Saturday, January 26, 2013

Look Ma! No self!




The "subject" is not something given, 
it is something added and invented and projected behind what there is.
~ Nietzsche; 
The Will to Power

I am beginning to think that anatta (no self) is an invention of the narcissistic mind; and that sesshins, retreats, caves and monasteries are all unnecessary prisons in which to figure out, in a breathtaking breakthrough moment (arguably deserving of the title “kensho”, awakening or enlightenment) that it’s not about me.  

The saying goes “great doubt great awakening”.  But maybe that's only if you've got a great ego to begin with.  There is a story about a peasant woman making a long trek to see Huineng (I think) so she can ask him one very simple question.  When he answers her, she is awakened, says thank you, and walks away.  Small ego, small awakening.  Nothing to write home about.  

Those who are the most blown away by what they discover at the heart of themselves (Look Ma!  No self!) are the very ones who covet the mantle of "teacher" and then go on to preach ad nauseum to others about what they have found, paradoxically reinforcing with every word the very “self” they invite others to transcend when it's really a no-brainer.

Take "creo", the Spanish word for “I believe” or "I think".  It illustrates how a verb needs a subject appended to it in order for an experience to be hung somewhere, otherwise it would just sort of hang in the air like the smile of a Cheshire cat and that would be rather odd.   So we create an “I” to hang it on, like a painting, or like the moon in the sky, as a referent for something that is intangible.  Believing springs from nowhere, that same nowhere from which we came and to which we all return.  That is the nature of experience.  Of thinking.  Of being.  Anatta.  It’s really as simple as that.

Tuesday, January 15, 2013

lost and found



Any object you have in your mind, however good, will be a barrier between you and the inmost Truth
~Meister Eckhart
  
My faith had been unwavering for over three years.  It was a faith without object, purpose or design that had erupted laughing at its own undisclosed secret, a word that finally sprang to my lips with nothing whatsoever to say.  

Still it oriented to the mystery of my own existence, a gentle “yes”, clear and present down to the depths of unknowing, from which it presumably came.

At first I celebrated it like a newborn baby, marveling at this wonder of wonders that had alit with such grace into my world.  But over time I learned that it did not depend on me for survival, and would just casually touch into it from time to time with a furtive glance from my heart’s eye.  

Then, one day, I lost it.  I panicked like a mother waking up in the middle of the night searching madly for her baby under the covers.  But it was gone.  I entered that space between two breaths where you momentarily cease knowing how to breathe.  And there I was, holding my faith as limp as a corpse in my arms.  I felt dizzy and confused.
  
Suddenly I saw myself.  And I looked every bit as silly as someone who'd been searching all over the room for the proverbial nose on her face and asking herself, perplexed, “Now where was it that I put it?” when it had never been apart from her in the first place.   

I started to laugh.   

I hadn’t lost my faith at all.  I’d lost my certainty in a brief disconnect with the object I’d mistaken it for.

Sunday, January 6, 2013

right speech



True, I talk of dreams,
Which are the children of an idle brain,
Begot of nothing but vain fantasy,

Which is as thin of substance as the air
And more inconstant than the wind
~ Mercutio (from Shakespeare's Romeo and Juliet)

There are several internet conversations going on right now on the subject of Buddhist morality, specifically on the subject of “right speech”.  These conversations have been sparked by an apparently growing divisiveness over the behaviour of certain Buddhist teachers, their ethics and/or misconduct, and how this relates to “the dharma”.

The details of various instances of misconduct are unimportant (and so apparently are the facts, which seem to hold little sway over personal allegiance to our teachers or institutions of choice).

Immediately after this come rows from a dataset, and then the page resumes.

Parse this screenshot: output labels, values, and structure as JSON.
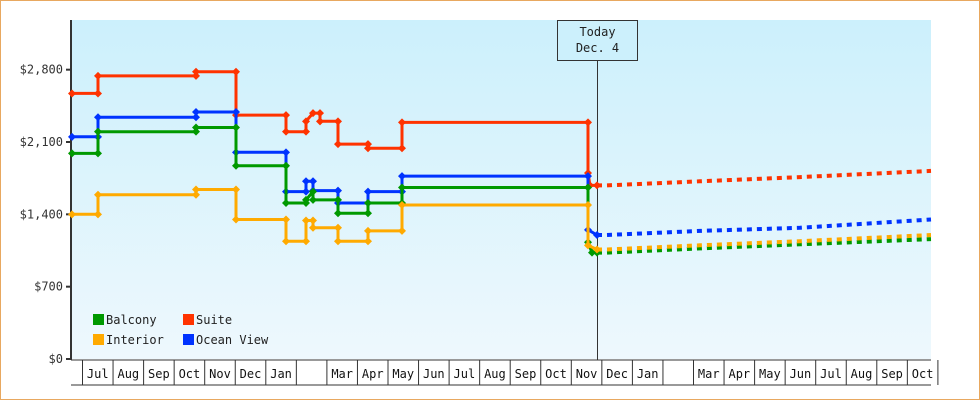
{
  "chart_data": {
    "type": "line",
    "title": "",
    "xlabel": "",
    "ylabel": "",
    "ylim": [
      0,
      3400
    ],
    "y_ticks": [
      {
        "label": "$0",
        "value": 0
      },
      {
        "label": "$700",
        "value": 700
      },
      {
        "label": "$1,400",
        "value": 1400
      },
      {
        "label": "$2,100",
        "value": 2100
      },
      {
        "label": "$2,800",
        "value": 2800
      }
    ],
    "x_tick_labels": [
      "Jul",
      "Aug",
      "Sep",
      "Oct",
      "Nov",
      "Dec",
      "Jan",
      "",
      "Mar",
      "Apr",
      "May",
      "Jun",
      "Jul",
      "Aug",
      "Sep",
      "Oct",
      "Nov",
      "Dec",
      "Jan",
      "",
      "Mar",
      "Apr",
      "May",
      "Jun",
      "Jul",
      "Aug",
      "Sep",
      "Oct"
    ],
    "grid": false,
    "legend_position": "bottom-left inside plot",
    "annotation": {
      "line1": "Today",
      "line2": "Dec. 4"
    },
    "series": [
      {
        "name": "Suite",
        "color": "#ff3300",
        "historical": [
          [
            72,
            2570
          ],
          [
            98,
            2570
          ],
          [
            98,
            2740
          ],
          [
            196,
            2740
          ],
          [
            196,
            2780
          ],
          [
            236,
            2780
          ],
          [
            236,
            2360
          ],
          [
            286,
            2360
          ],
          [
            286,
            2200
          ],
          [
            306,
            2200
          ],
          [
            306,
            2300
          ],
          [
            313,
            2380
          ],
          [
            320,
            2380
          ],
          [
            320,
            2300
          ],
          [
            338,
            2300
          ],
          [
            338,
            2080
          ],
          [
            368,
            2080
          ],
          [
            368,
            2040
          ],
          [
            402,
            2040
          ],
          [
            402,
            2290
          ],
          [
            588,
            2290
          ],
          [
            588,
            1800
          ],
          [
            590,
            1680
          ],
          [
            597,
            1680
          ]
        ],
        "forecast": [
          [
            607,
            1680
          ],
          [
            700,
            1720
          ],
          [
            800,
            1760
          ],
          [
            931,
            1820
          ]
        ]
      },
      {
        "name": "Ocean View",
        "color": "#0033ff",
        "historical": [
          [
            72,
            2150
          ],
          [
            98,
            2150
          ],
          [
            98,
            2340
          ],
          [
            196,
            2340
          ],
          [
            196,
            2390
          ],
          [
            236,
            2390
          ],
          [
            236,
            2000
          ],
          [
            286,
            2000
          ],
          [
            286,
            1620
          ],
          [
            306,
            1620
          ],
          [
            306,
            1720
          ],
          [
            313,
            1720
          ],
          [
            313,
            1630
          ],
          [
            338,
            1630
          ],
          [
            338,
            1510
          ],
          [
            368,
            1510
          ],
          [
            368,
            1620
          ],
          [
            402,
            1620
          ],
          [
            402,
            1770
          ],
          [
            588,
            1770
          ],
          [
            588,
            1250
          ],
          [
            597,
            1200
          ]
        ],
        "forecast": [
          [
            607,
            1200
          ],
          [
            700,
            1240
          ],
          [
            800,
            1270
          ],
          [
            931,
            1350
          ]
        ]
      },
      {
        "name": "Balcony",
        "color": "#009900",
        "historical": [
          [
            72,
            1990
          ],
          [
            98,
            1990
          ],
          [
            98,
            2200
          ],
          [
            196,
            2200
          ],
          [
            196,
            2240
          ],
          [
            236,
            2240
          ],
          [
            236,
            1870
          ],
          [
            286,
            1870
          ],
          [
            286,
            1510
          ],
          [
            306,
            1510
          ],
          [
            306,
            1540
          ],
          [
            313,
            1620
          ],
          [
            313,
            1540
          ],
          [
            338,
            1540
          ],
          [
            338,
            1410
          ],
          [
            368,
            1410
          ],
          [
            368,
            1510
          ],
          [
            402,
            1510
          ],
          [
            402,
            1660
          ],
          [
            588,
            1660
          ],
          [
            588,
            1130
          ],
          [
            592,
            1030
          ],
          [
            597,
            1030
          ]
        ],
        "forecast": [
          [
            607,
            1030
          ],
          [
            700,
            1070
          ],
          [
            800,
            1110
          ],
          [
            931,
            1160
          ]
        ]
      },
      {
        "name": "Interior",
        "color": "#ffaa00",
        "historical": [
          [
            72,
            1400
          ],
          [
            98,
            1400
          ],
          [
            98,
            1590
          ],
          [
            196,
            1590
          ],
          [
            196,
            1640
          ],
          [
            236,
            1640
          ],
          [
            236,
            1350
          ],
          [
            286,
            1350
          ],
          [
            286,
            1140
          ],
          [
            306,
            1140
          ],
          [
            306,
            1340
          ],
          [
            313,
            1340
          ],
          [
            313,
            1270
          ],
          [
            338,
            1270
          ],
          [
            338,
            1140
          ],
          [
            368,
            1140
          ],
          [
            368,
            1240
          ],
          [
            402,
            1240
          ],
          [
            402,
            1490
          ],
          [
            588,
            1490
          ],
          [
            588,
            1100
          ],
          [
            597,
            1060
          ]
        ],
        "forecast": [
          [
            607,
            1060
          ],
          [
            700,
            1100
          ],
          [
            800,
            1140
          ],
          [
            931,
            1200
          ]
        ]
      }
    ]
  },
  "legend": {
    "items": [
      {
        "label": "Balcony",
        "color": "#009900"
      },
      {
        "label": "Suite",
        "color": "#ff3300"
      },
      {
        "label": "Interior",
        "color": "#ffaa00"
      },
      {
        "label": "Ocean View",
        "color": "#0033ff"
      }
    ]
  },
  "today": {
    "line1": "Today",
    "line2": "Dec. 4"
  }
}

That is because the current debate is not over the truth, whatever that turns out to be, but about being right and especially about speaking right.

While the offender is almost always accused of having spoken too loudly, too soon, too much, in the wrong place or at the wrong time, the right speaker, gagging on such a liberal passing of wind, calls prudishly for sila, trumping the bodhisattva vow to speak truth, sacca, with saccharine verbal continence. 

The irony of course is that, in telling others what to say and how to say it, right speakers elevate themselves above their wrong-speaking interlocutors yet fail to see how their moral condescension is itself an exercise of power in basic violation of the parity between two human beings just talking.  

What gets me most, however, is when the moralist’s plug for “right speech” is additionally sweetened with the salutation gassho or metta, a pledge of kindness toward the person they’ve just hushed that is as effective at hiding their hostility as a spritz of perfume is at covering up a fart.